July 13, 2009
Tracking the life and death of news
As more and more news appears on the Internet as well as in print, it becomes possible to map the global flow of news by observing it online. Using this strategy, Cornell computer scientists have managed to track and analyze the "news cycle" -- the way stories rise and fall in popularity.
Jon Kleinberg, the Tisch University Professor of Computer Science at Cornell, postdoctoral researcher Jure Leskovec and graduate student Lars Backstrom tracked 1.6 million online news sites, including 20,000 mainstream media sites and a vast array of blogs, over the three-month period leading up to the 2008 presidential election -- a total of 90 million articles, one of the largest analyses anywhere of online news. They found a consistent rhythm as stories rose into prominence and then fell off over just a few days, with a "heartbeat" pattern of handoffs between blogs and mainstream media. In mainstream media, they found, a story rises to prominence slowly then dies quickly; in the blogosphere, stories rise in popularity very quickly but then stay around longer, as discussion goes back and forth. Eventually though, almost every story is pushed aside by something newer.

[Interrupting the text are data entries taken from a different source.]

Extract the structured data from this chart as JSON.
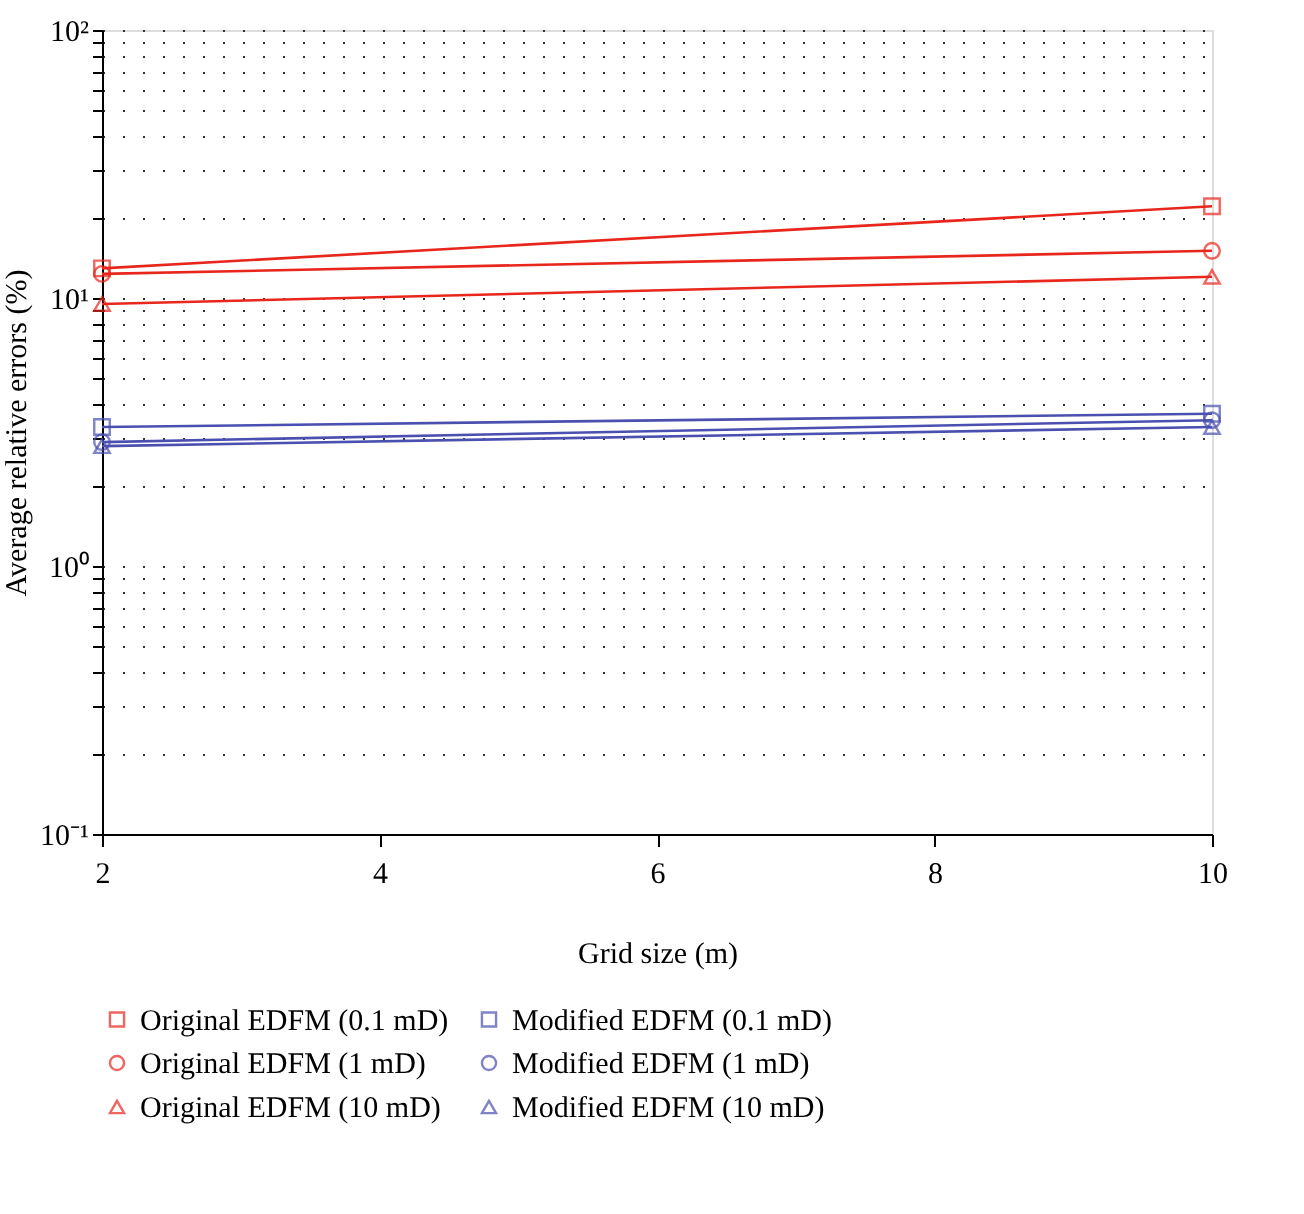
{
  "chart_data": {
    "type": "line",
    "xlabel": "Grid size (m)",
    "ylabel": "Average relative errors (%)",
    "x": [
      2,
      10
    ],
    "xlim": [
      2,
      10
    ],
    "xticks": [
      2,
      4,
      6,
      8,
      10
    ],
    "log": "y",
    "ylim": [
      0.1,
      100
    ],
    "yticks": [
      {
        "value": 0.1,
        "label": "10⁻¹"
      },
      {
        "value": 0.2,
        "label": null
      },
      {
        "value": 0.3,
        "label": null
      },
      {
        "value": 0.4,
        "label": null
      },
      {
        "value": 0.5,
        "label": null
      },
      {
        "value": 0.6,
        "label": null
      },
      {
        "value": 0.7,
        "label": null
      },
      {
        "value": 0.8,
        "label": null
      },
      {
        "value": 0.9,
        "label": null
      },
      {
        "value": 1,
        "label": "10⁰"
      },
      {
        "value": 2,
        "label": null
      },
      {
        "value": 3,
        "label": null
      },
      {
        "value": 4,
        "label": null
      },
      {
        "value": 5,
        "label": null
      },
      {
        "value": 6,
        "label": null
      },
      {
        "value": 7,
        "label": null
      },
      {
        "value": 8,
        "label": null
      },
      {
        "value": 9,
        "label": null
      },
      {
        "value": 10,
        "label": "10¹"
      },
      {
        "value": 20,
        "label": null
      },
      {
        "value": 30,
        "label": null
      },
      {
        "value": 40,
        "label": null
      },
      {
        "value": 50,
        "label": null
      },
      {
        "value": 60,
        "label": null
      },
      {
        "value": 70,
        "label": null
      },
      {
        "value": 80,
        "label": null
      },
      {
        "value": 90,
        "label": null
      },
      {
        "value": 100,
        "label": "10²"
      }
    ],
    "grid": "y",
    "legend": "bottom",
    "line_style": "solid",
    "series": [
      {
        "name": "Original EDFM (0.1 mD)",
        "color": "#e8261c",
        "marker": "square",
        "values": [
          12.9,
          22
        ]
      },
      {
        "name": "Modified EDFM (0.1 mD)",
        "color": "#4a4fb0",
        "marker": "square",
        "values": [
          3.3,
          3.7
        ]
      },
      {
        "name": "Original EDFM (1 mD)",
        "color": "#e8261c",
        "marker": "circle",
        "values": [
          12.3,
          15
        ]
      },
      {
        "name": "Modified EDFM (1 mD)",
        "color": "#4a4fb0",
        "marker": "circle",
        "values": [
          2.9,
          3.5
        ]
      },
      {
        "name": "Original EDFM (10 mD)",
        "color": "#e8261c",
        "marker": "triangle",
        "values": [
          9.5,
          12
        ]
      },
      {
        "name": "Modified EDFM (10 mD)",
        "color": "#4a4fb0",
        "marker": "triangle",
        "values": [
          2.8,
          3.3
        ]
      }
    ]
  }
}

"The movement of news to the Internet makes it possible to quantify something that was otherwise very hard to measure -- the temporal dynamics of the news," said Kleinberg. "We want to understand the full news ecosystem, and online news is now an accurate enough reflection of the full ecosystem to make this possible. This is one [very early] step toward creating tools that would help people understand the news, where it's coming from and how it's arising from the confluence of many sources."
The researchers also say their work suggests an answer to a longstanding question: Is the "news cycle" just a way to describe our perception of what's going on in the media, or is it a real phenomenon that can be measured? They opt for the latter, and offer a mathematical explanation of how it works.

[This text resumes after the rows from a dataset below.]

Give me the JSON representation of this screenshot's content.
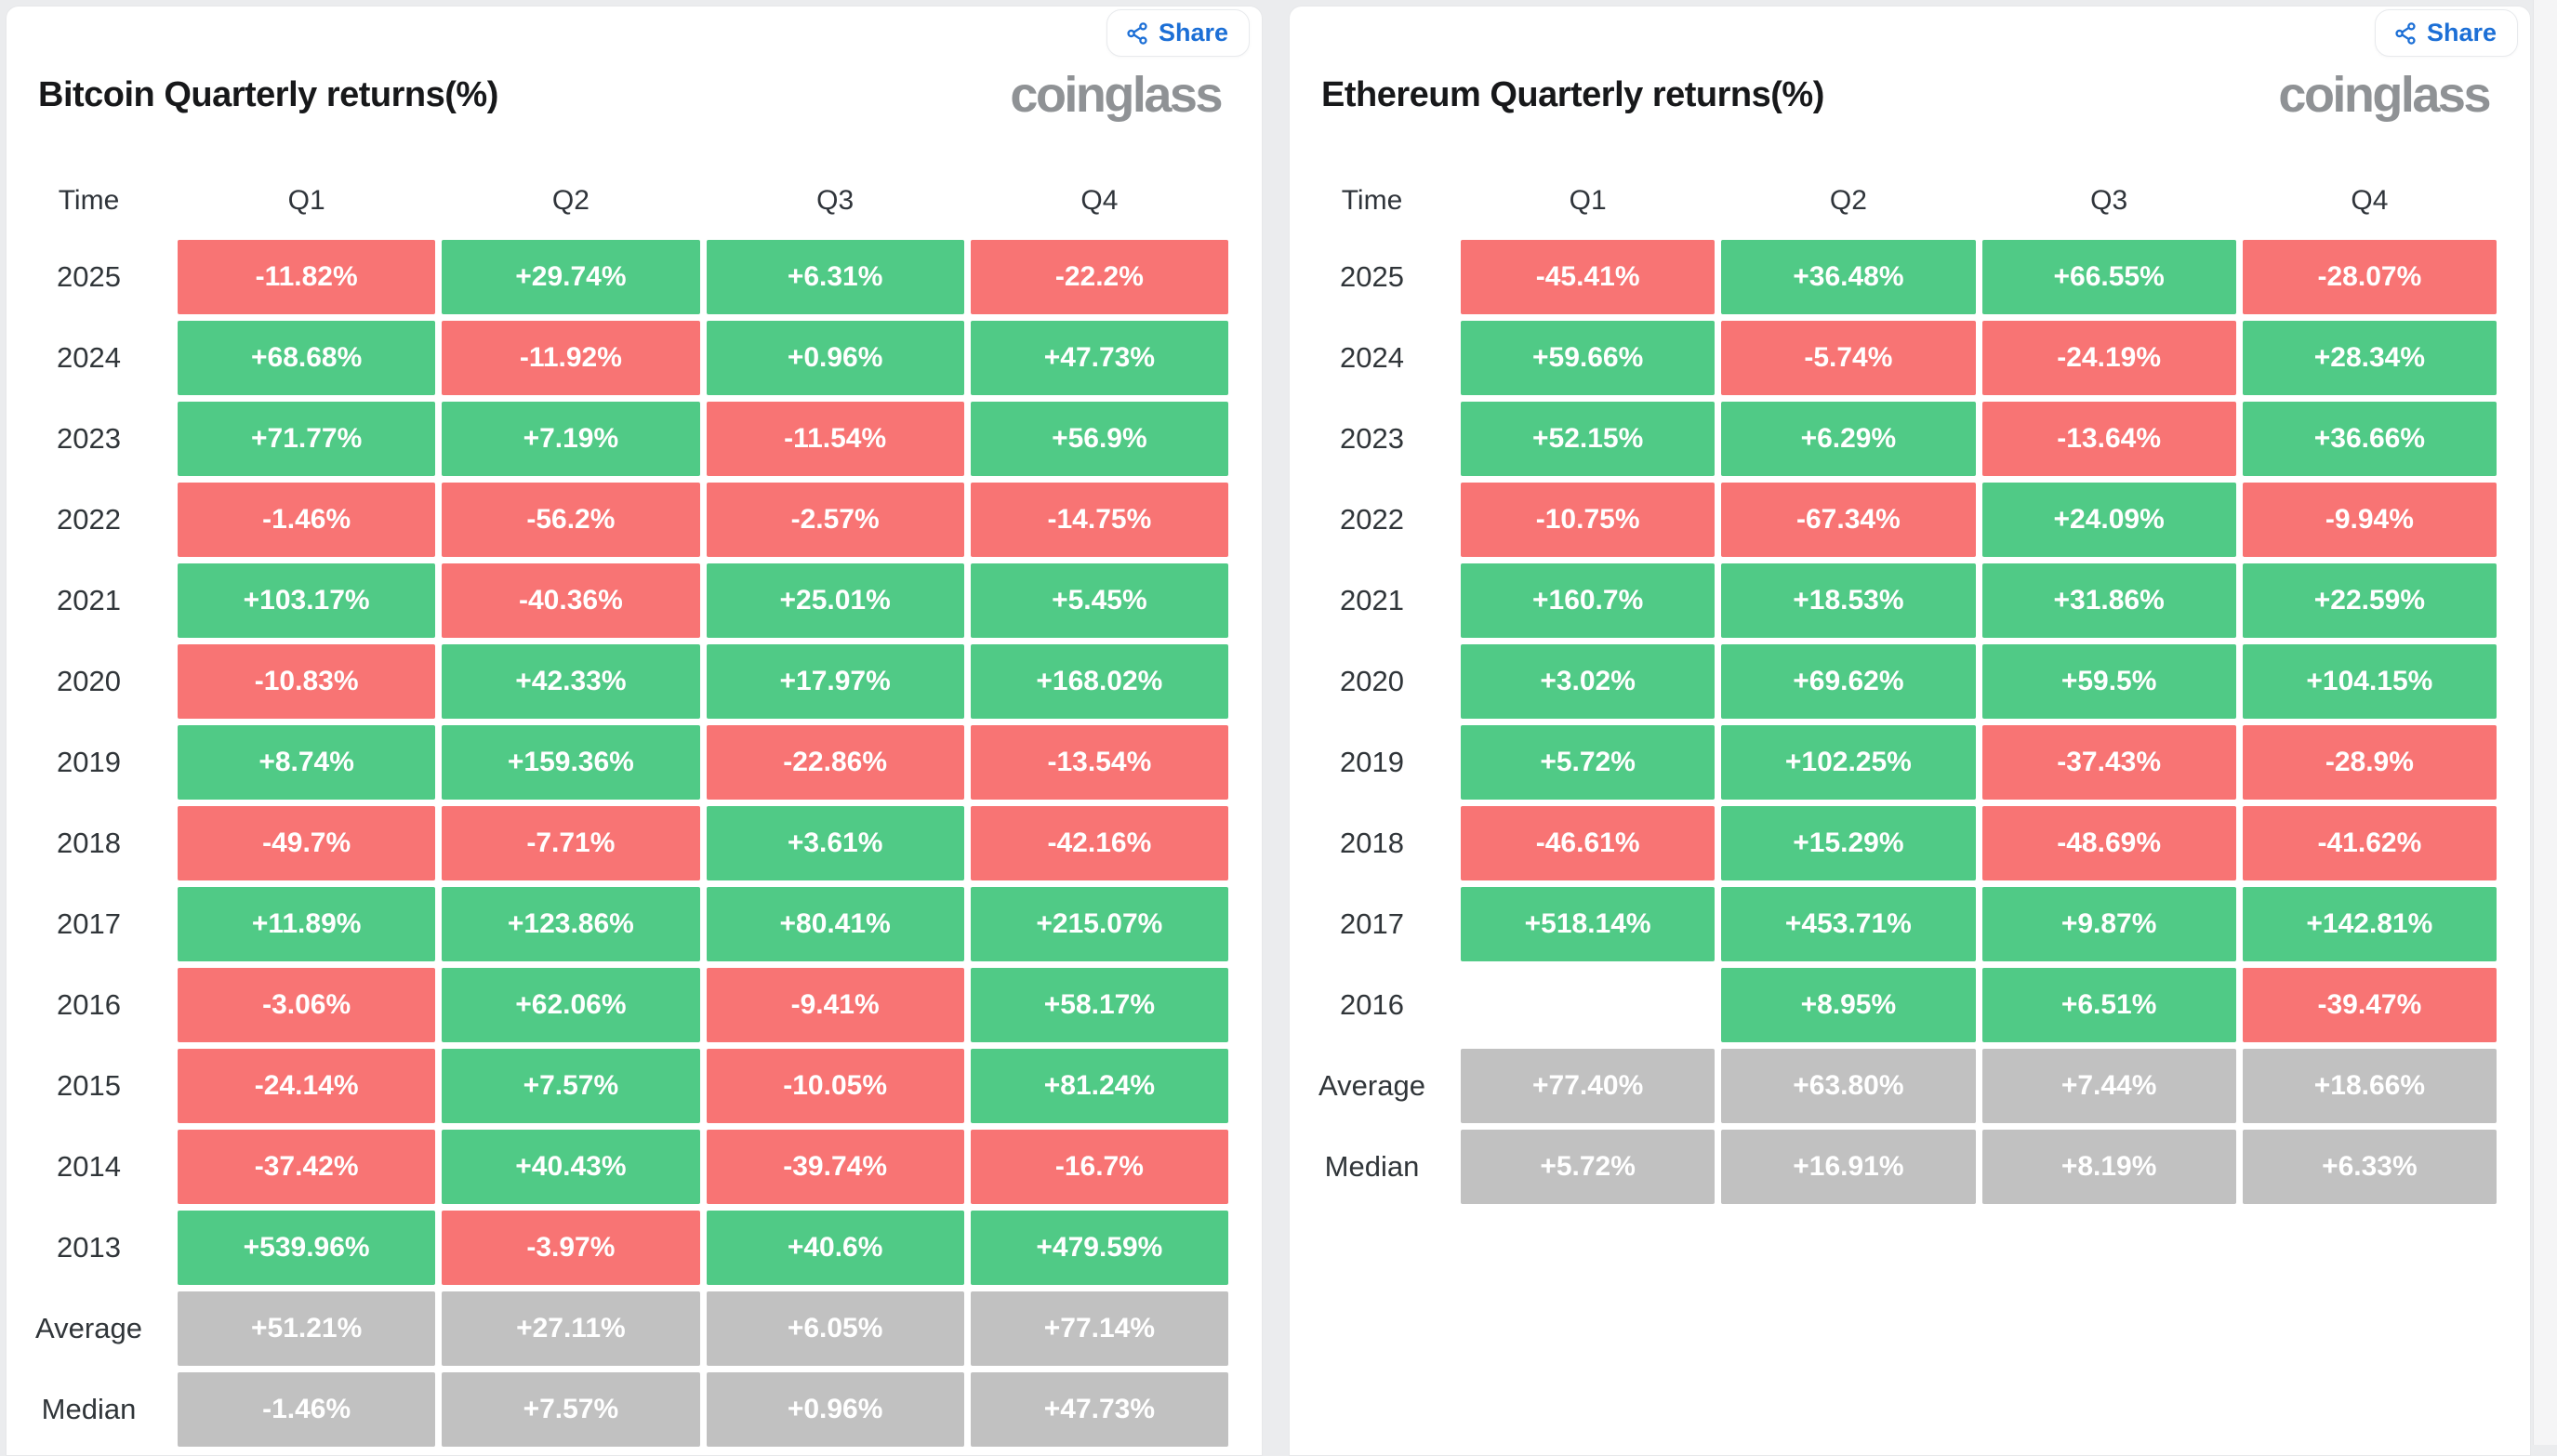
{
  "brand": "coinglass",
  "share_label": "Share",
  "colors": {
    "positive_green": "#50ca86",
    "negative_red": "#f87474",
    "summary_gray": "#c1c1c1",
    "share_blue": "#1c6fd6",
    "logo_gray": "#8f9295",
    "card_background": "#ffffff",
    "page_background": "#ebecee"
  },
  "tables": [
    {
      "title": "Bitcoin Quarterly returns(%)",
      "columns": [
        "Time",
        "Q1",
        "Q2",
        "Q3",
        "Q4"
      ],
      "rows": [
        {
          "label": "2025",
          "type": "data",
          "values": [
            "-11.82%",
            "+29.74%",
            "+6.31%",
            "-22.2%"
          ]
        },
        {
          "label": "2024",
          "type": "data",
          "values": [
            "+68.68%",
            "-11.92%",
            "+0.96%",
            "+47.73%"
          ]
        },
        {
          "label": "2023",
          "type": "data",
          "values": [
            "+71.77%",
            "+7.19%",
            "-11.54%",
            "+56.9%"
          ]
        },
        {
          "label": "2022",
          "type": "data",
          "values": [
            "-1.46%",
            "-56.2%",
            "-2.57%",
            "-14.75%"
          ]
        },
        {
          "label": "2021",
          "type": "data",
          "values": [
            "+103.17%",
            "-40.36%",
            "+25.01%",
            "+5.45%"
          ]
        },
        {
          "label": "2020",
          "type": "data",
          "values": [
            "-10.83%",
            "+42.33%",
            "+17.97%",
            "+168.02%"
          ]
        },
        {
          "label": "2019",
          "type": "data",
          "values": [
            "+8.74%",
            "+159.36%",
            "-22.86%",
            "-13.54%"
          ]
        },
        {
          "label": "2018",
          "type": "data",
          "values": [
            "-49.7%",
            "-7.71%",
            "+3.61%",
            "-42.16%"
          ]
        },
        {
          "label": "2017",
          "type": "data",
          "values": [
            "+11.89%",
            "+123.86%",
            "+80.41%",
            "+215.07%"
          ]
        },
        {
          "label": "2016",
          "type": "data",
          "values": [
            "-3.06%",
            "+62.06%",
            "-9.41%",
            "+58.17%"
          ]
        },
        {
          "label": "2015",
          "type": "data",
          "values": [
            "-24.14%",
            "+7.57%",
            "-10.05%",
            "+81.24%"
          ]
        },
        {
          "label": "2014",
          "type": "data",
          "values": [
            "-37.42%",
            "+40.43%",
            "-39.74%",
            "-16.7%"
          ]
        },
        {
          "label": "2013",
          "type": "data",
          "values": [
            "+539.96%",
            "-3.97%",
            "+40.6%",
            "+479.59%"
          ]
        },
        {
          "label": "Average",
          "type": "summary",
          "values": [
            "+51.21%",
            "+27.11%",
            "+6.05%",
            "+77.14%"
          ]
        },
        {
          "label": "Median",
          "type": "summary",
          "values": [
            "-1.46%",
            "+7.57%",
            "+0.96%",
            "+47.73%"
          ]
        }
      ]
    },
    {
      "title": "Ethereum Quarterly returns(%)",
      "columns": [
        "Time",
        "Q1",
        "Q2",
        "Q3",
        "Q4"
      ],
      "rows": [
        {
          "label": "2025",
          "type": "data",
          "values": [
            "-45.41%",
            "+36.48%",
            "+66.55%",
            "-28.07%"
          ]
        },
        {
          "label": "2024",
          "type": "data",
          "values": [
            "+59.66%",
            "-5.74%",
            "-24.19%",
            "+28.34%"
          ]
        },
        {
          "label": "2023",
          "type": "data",
          "values": [
            "+52.15%",
            "+6.29%",
            "-13.64%",
            "+36.66%"
          ]
        },
        {
          "label": "2022",
          "type": "data",
          "values": [
            "-10.75%",
            "-67.34%",
            "+24.09%",
            "-9.94%"
          ]
        },
        {
          "label": "2021",
          "type": "data",
          "values": [
            "+160.7%",
            "+18.53%",
            "+31.86%",
            "+22.59%"
          ]
        },
        {
          "label": "2020",
          "type": "data",
          "values": [
            "+3.02%",
            "+69.62%",
            "+59.5%",
            "+104.15%"
          ]
        },
        {
          "label": "2019",
          "type": "data",
          "values": [
            "+5.72%",
            "+102.25%",
            "-37.43%",
            "-28.9%"
          ]
        },
        {
          "label": "2018",
          "type": "data",
          "values": [
            "-46.61%",
            "+15.29%",
            "-48.69%",
            "-41.62%"
          ]
        },
        {
          "label": "2017",
          "type": "data",
          "values": [
            "+518.14%",
            "+453.71%",
            "+9.87%",
            "+142.81%"
          ]
        },
        {
          "label": "2016",
          "type": "data",
          "values": [
            "",
            "+8.95%",
            "+6.51%",
            "-39.47%"
          ]
        },
        {
          "label": "Average",
          "type": "summary",
          "values": [
            "+77.40%",
            "+63.80%",
            "+7.44%",
            "+18.66%"
          ]
        },
        {
          "label": "Median",
          "type": "summary",
          "values": [
            "+5.72%",
            "+16.91%",
            "+8.19%",
            "+6.33%"
          ]
        }
      ]
    }
  ],
  "chart_data": [
    {
      "type": "heatmap",
      "title": "Bitcoin Quarterly returns(%)",
      "columns": [
        "Q1",
        "Q2",
        "Q3",
        "Q4"
      ],
      "rows": [
        "2025",
        "2024",
        "2023",
        "2022",
        "2021",
        "2020",
        "2019",
        "2018",
        "2017",
        "2016",
        "2015",
        "2014",
        "2013",
        "Average",
        "Median"
      ],
      "values": [
        [
          -11.82,
          29.74,
          6.31,
          -22.2
        ],
        [
          68.68,
          -11.92,
          0.96,
          47.73
        ],
        [
          71.77,
          7.19,
          -11.54,
          56.9
        ],
        [
          -1.46,
          -56.2,
          -2.57,
          -14.75
        ],
        [
          103.17,
          -40.36,
          25.01,
          5.45
        ],
        [
          -10.83,
          42.33,
          17.97,
          168.02
        ],
        [
          8.74,
          159.36,
          -22.86,
          -13.54
        ],
        [
          -49.7,
          -7.71,
          3.61,
          -42.16
        ],
        [
          11.89,
          123.86,
          80.41,
          215.07
        ],
        [
          -3.06,
          62.06,
          -9.41,
          58.17
        ],
        [
          -24.14,
          7.57,
          -10.05,
          81.24
        ],
        [
          -37.42,
          40.43,
          -39.74,
          -16.7
        ],
        [
          539.96,
          -3.97,
          40.6,
          479.59
        ],
        [
          51.21,
          27.11,
          6.05,
          77.14
        ],
        [
          -1.46,
          7.57,
          0.96,
          47.73
        ]
      ],
      "legend_position": "none",
      "color_rule": "green if positive, red if negative, gray for Average/Median summary rows"
    },
    {
      "type": "heatmap",
      "title": "Ethereum Quarterly returns(%)",
      "columns": [
        "Q1",
        "Q2",
        "Q3",
        "Q4"
      ],
      "rows": [
        "2025",
        "2024",
        "2023",
        "2022",
        "2021",
        "2020",
        "2019",
        "2018",
        "2017",
        "2016",
        "Average",
        "Median"
      ],
      "values": [
        [
          -45.41,
          36.48,
          66.55,
          -28.07
        ],
        [
          59.66,
          -5.74,
          -24.19,
          28.34
        ],
        [
          52.15,
          6.29,
          -13.64,
          36.66
        ],
        [
          -10.75,
          -67.34,
          24.09,
          -9.94
        ],
        [
          160.7,
          18.53,
          31.86,
          22.59
        ],
        [
          3.02,
          69.62,
          59.5,
          104.15
        ],
        [
          5.72,
          102.25,
          -37.43,
          -28.9
        ],
        [
          -46.61,
          15.29,
          -48.69,
          -41.62
        ],
        [
          518.14,
          453.71,
          9.87,
          142.81
        ],
        [
          null,
          8.95,
          6.51,
          -39.47
        ],
        [
          77.4,
          63.8,
          7.44,
          18.66
        ],
        [
          5.72,
          16.91,
          8.19,
          6.33
        ]
      ],
      "legend_position": "none",
      "color_rule": "green if positive, red if negative, gray for Average/Median summary rows; 2016 Q1 missing"
    }
  ]
}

The research was presented at the Association for Computing Machinery Special Interest Group on Conference on Knowledge Discovery and Data Mining Conference June 28-July 1 in Paris.
The ideal, Kleinberg said, would be to track "memes," or ideas, through cyberspace, but deciding what an article is about is still a major challenge for computing. The researchers sidestepped that obstacle by tracking quotations that appear in news stories, since quotes remain fairly consistent even though the overall story may be presented in very different ways by different writers.
Even quotes may change slightly or "mutate" as they pass from one article to another, so the researchers developed an algorithm that could identify and group similar but slightly different phrases. In simple terms, the computer identified short phrases that were part of longer phrases, using those connections to create "phrase clusters." Then they tracked the volume of posts in each phrase cluster over time. In the August and September data they found threads rising and falling on a more or less weekly basis, with major peaks corresponding to the Democratic and Republican conventions, the "lipstick on a pig" discussion, rising concern over the financial crisis and discussions of a bailout plan.
The slow rise of a new story in the mainstream, the researchers suggest, results from imitation -- as more sites carried a story, other sites were more likely to pick it up. But the life of a story is limited, as new stories quickly push out the old. A mathematical model based on the interaction of imitation and recency predicted the pattern fairly well, the researchers said, while predictions based on either imitation or recency alone couldn't come close.
Watching how stories moved between mainstream media and blogs revealed a sharp dip and rise the researchers described as a "heartbeat." When a story first appears, there is a small rise in activity in both spheres; as mainstream activity increases, the proportion blogs contribute becomes small; but soon the blog activity shoots up, peaking an average of 2.5 hours after the mainstream peak. Almost all stories started in the mainstream. Only 3.5 percent of the stories tracked appeared first dominantly in the blogosphere and then moved to the mainstream.
The mathematical model needs to be refined, the researchers said, and they suggested further study of how stories move between sites with opposing political orientation. "It will be useful to further understand the roles different participants play in the process," the researchers concluded, "as their collective behavior leads directly to the ways in which all of us experience news and its consequences."
The research was supported by the MacArthur Foundation, a Google Research Grant, a Yahoo Research Alliance Grant and grants from the National Science Foundation.